Negosiasi berlangsung maraton hingga larut malam pada 24 September, jelang tenggat. Meski kesepakatan tercapai, pemerintah masih menekan perusahaan farmasi lain untuk ikut bergabung atau menghadapi tarif besar.
Kesepakatan ini menandai strategi khas Trump: tekanan maksimal, hasil dramatis, dan dampak besar bagi industri, publik, dan harga obat ke depan.
Hanya beberapa jam sebelum Trump dan Bourla dijadwalkan mengumumkan kesepakatan dari Ruang Oval, Departemen Perdagangan belum menandatanganinya. Bourla dan Menteri Kesehatan dan Layanan Kesehatan (HHS) Robert F. Kennedy Jr. akhirnya menandatangani perjanjian tersebut.
Pfizer juga akan menawarkan program asuransi bagi warga AS berpenghasilan rendah dan penyandang disabilitas. Tawaran ini sebanding dengan harga di negara lain. Pfizer juga berkomitmen untuk meluncurkan obat-obatan baru dengan harga yang setara dengan negara-negara maju lainnya. Sebagai imbalannya, perusahaan mendapatkan masa tenggang tiga tahun dari tarif farmasi yang telah lama menjadi ancaman AS.
Hasil Perundingan Bourla – Trump
Pfizer dan Gedung Putih menolak berkomentar pada hari Kamis. Dalam jangka pendek, langkah Bourla mendapat sambutan hangat di Wall Street. Saham Pfizer naik hingga 5,6% setelah kesepakatan hari itu. Hal ini juga menopang saham-saham perusahaan farmasi selama beberapa hari ke depan. Analis JPMorgan mengatakan kesepakatan Pfizer bisa menjadi indikator potensial bagi sektor ini.
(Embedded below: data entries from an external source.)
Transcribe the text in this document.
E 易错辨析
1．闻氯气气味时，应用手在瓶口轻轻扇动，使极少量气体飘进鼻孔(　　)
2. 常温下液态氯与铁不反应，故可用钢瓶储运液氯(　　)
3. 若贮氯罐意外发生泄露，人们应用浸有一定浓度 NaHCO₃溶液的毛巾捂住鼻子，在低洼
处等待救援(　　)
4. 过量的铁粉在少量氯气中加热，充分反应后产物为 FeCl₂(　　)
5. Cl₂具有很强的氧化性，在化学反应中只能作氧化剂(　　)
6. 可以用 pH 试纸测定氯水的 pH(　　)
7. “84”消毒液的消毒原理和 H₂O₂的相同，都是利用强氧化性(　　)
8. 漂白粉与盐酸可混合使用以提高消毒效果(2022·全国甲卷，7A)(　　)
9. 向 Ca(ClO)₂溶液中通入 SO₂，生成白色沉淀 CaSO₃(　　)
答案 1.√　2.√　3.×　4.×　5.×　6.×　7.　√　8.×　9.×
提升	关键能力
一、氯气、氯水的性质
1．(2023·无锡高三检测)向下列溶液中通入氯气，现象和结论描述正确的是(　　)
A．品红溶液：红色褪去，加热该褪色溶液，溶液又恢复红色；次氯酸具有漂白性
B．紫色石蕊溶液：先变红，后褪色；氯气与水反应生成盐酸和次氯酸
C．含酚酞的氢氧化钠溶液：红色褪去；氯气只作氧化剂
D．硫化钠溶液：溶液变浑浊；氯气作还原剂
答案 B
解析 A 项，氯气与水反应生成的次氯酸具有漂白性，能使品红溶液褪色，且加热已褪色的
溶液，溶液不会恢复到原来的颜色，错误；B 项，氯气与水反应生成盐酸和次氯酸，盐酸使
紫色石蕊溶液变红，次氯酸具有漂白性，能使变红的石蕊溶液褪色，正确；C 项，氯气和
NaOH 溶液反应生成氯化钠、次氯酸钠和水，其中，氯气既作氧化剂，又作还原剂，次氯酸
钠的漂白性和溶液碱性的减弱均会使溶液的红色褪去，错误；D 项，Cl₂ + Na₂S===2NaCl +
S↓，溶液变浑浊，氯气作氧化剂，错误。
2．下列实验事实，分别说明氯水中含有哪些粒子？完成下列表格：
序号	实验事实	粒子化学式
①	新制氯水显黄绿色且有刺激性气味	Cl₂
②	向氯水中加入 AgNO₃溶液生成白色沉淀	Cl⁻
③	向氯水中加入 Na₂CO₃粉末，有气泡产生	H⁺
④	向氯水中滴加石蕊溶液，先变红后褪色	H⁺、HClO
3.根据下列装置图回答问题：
Kesepakatan ini memungkinkan Trump untuk mengakhiri apa yang ia anggap sebagai pungutan asing dan tidak adil dari harga tinggi, beban rakyat Amerika. Konsesi Bourla kepada Trump menandai momen penting bagi industri farmasi, setelah beberapa bulan gigih melawan gagasan Trump untuk menyamakan harga obat dalam negeri dengan harga luar negeri.
Rincian perjanjian tersebut masih tersembunyi karena pemerintah secara aktif bernegosiasi dengan perusahaan lain. Lebih banyak perusahaan akan mengikuti langkah ini. Tepat setelah konferensi pers berakhir, kesepakatan lain telah difinalisasi, dan kesepakatan ketiga hampir selesai, kata para pejabat pemerintah.